Duas palavras sobre ele me emocionaram. A de Josafar quando lhe comuniquei a sua morte dizendo que ficamos apenas eu e ele do famoso trio: “Não há muita diferença .se eu ou você que fica por mais um tempo. O certo é que não seremos mais os mesmos. Uma parte de nós se foi.” E a do Pastor Joel Zeferino, da Igreja Batista Nazareth, ao convocar para o Memorial Inter-religioso Pr Djalma Torres neste domingo às 19 horas: “Se John Wesley é lembrado pela afirmação ´o mundo é a minha paróquia´ por ter se dado conta de que o espaço restrito da igreja era pequeno demais para sua atuação, o Pr. Djalma Torres certamente pode ser lembrado como quem viveu pela inspiração de que o ´o mundo é de Deus e todas as pessoas, nas diferentes religiões, são minhas irmãs e irmãos´”. Um homem raro, um pastor amoroso, um pregador que encarnava o que pregava pois colocava o coração em tudo o que fazia ou falava, um teólogo do mundo, um irmão, pai e avô incomparável, uma amigo mais chegado do que um irmão, assim era Djalma. Num de meus últimos encontros com ele, na casa de Maurício seu primogênito, ele estava alegre, muito empolgado e rimos gostosamente.

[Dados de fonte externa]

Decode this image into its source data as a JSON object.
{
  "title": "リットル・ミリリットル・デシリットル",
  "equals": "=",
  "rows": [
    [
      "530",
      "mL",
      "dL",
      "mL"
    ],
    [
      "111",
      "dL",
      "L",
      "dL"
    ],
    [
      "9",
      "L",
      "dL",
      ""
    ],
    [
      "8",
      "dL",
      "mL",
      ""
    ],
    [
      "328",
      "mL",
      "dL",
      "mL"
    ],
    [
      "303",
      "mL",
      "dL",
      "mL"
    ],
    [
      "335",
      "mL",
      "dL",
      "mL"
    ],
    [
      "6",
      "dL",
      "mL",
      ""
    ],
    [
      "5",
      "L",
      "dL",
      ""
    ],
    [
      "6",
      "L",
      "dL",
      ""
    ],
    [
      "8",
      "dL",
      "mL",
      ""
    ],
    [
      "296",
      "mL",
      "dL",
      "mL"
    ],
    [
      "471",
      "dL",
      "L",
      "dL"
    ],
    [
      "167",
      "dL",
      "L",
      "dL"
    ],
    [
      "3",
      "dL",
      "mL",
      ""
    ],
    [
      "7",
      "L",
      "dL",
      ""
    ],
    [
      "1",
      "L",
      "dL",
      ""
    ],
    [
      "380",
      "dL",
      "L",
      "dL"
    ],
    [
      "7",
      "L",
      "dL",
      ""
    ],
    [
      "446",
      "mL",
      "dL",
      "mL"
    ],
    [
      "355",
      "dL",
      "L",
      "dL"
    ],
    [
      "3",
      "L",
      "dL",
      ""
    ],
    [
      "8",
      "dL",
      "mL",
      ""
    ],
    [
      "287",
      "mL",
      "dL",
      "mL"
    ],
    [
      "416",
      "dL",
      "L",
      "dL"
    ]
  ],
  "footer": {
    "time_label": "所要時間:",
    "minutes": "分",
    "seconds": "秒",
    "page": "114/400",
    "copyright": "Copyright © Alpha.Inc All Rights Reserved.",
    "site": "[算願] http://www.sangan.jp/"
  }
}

Um homem e um pastor revolucionário nos deixou, mas continua vivo na família e em todos que tivemos o privilégio de ser tocados por ele. Certamente agora está na Pátria Eterna onde tudo se reúne e onde Jesus Cristo reina com todos. E, não sei como pois sabemos muito pouco, encontrará por certo sua Vone, companheira na vida terrena e na eternidade.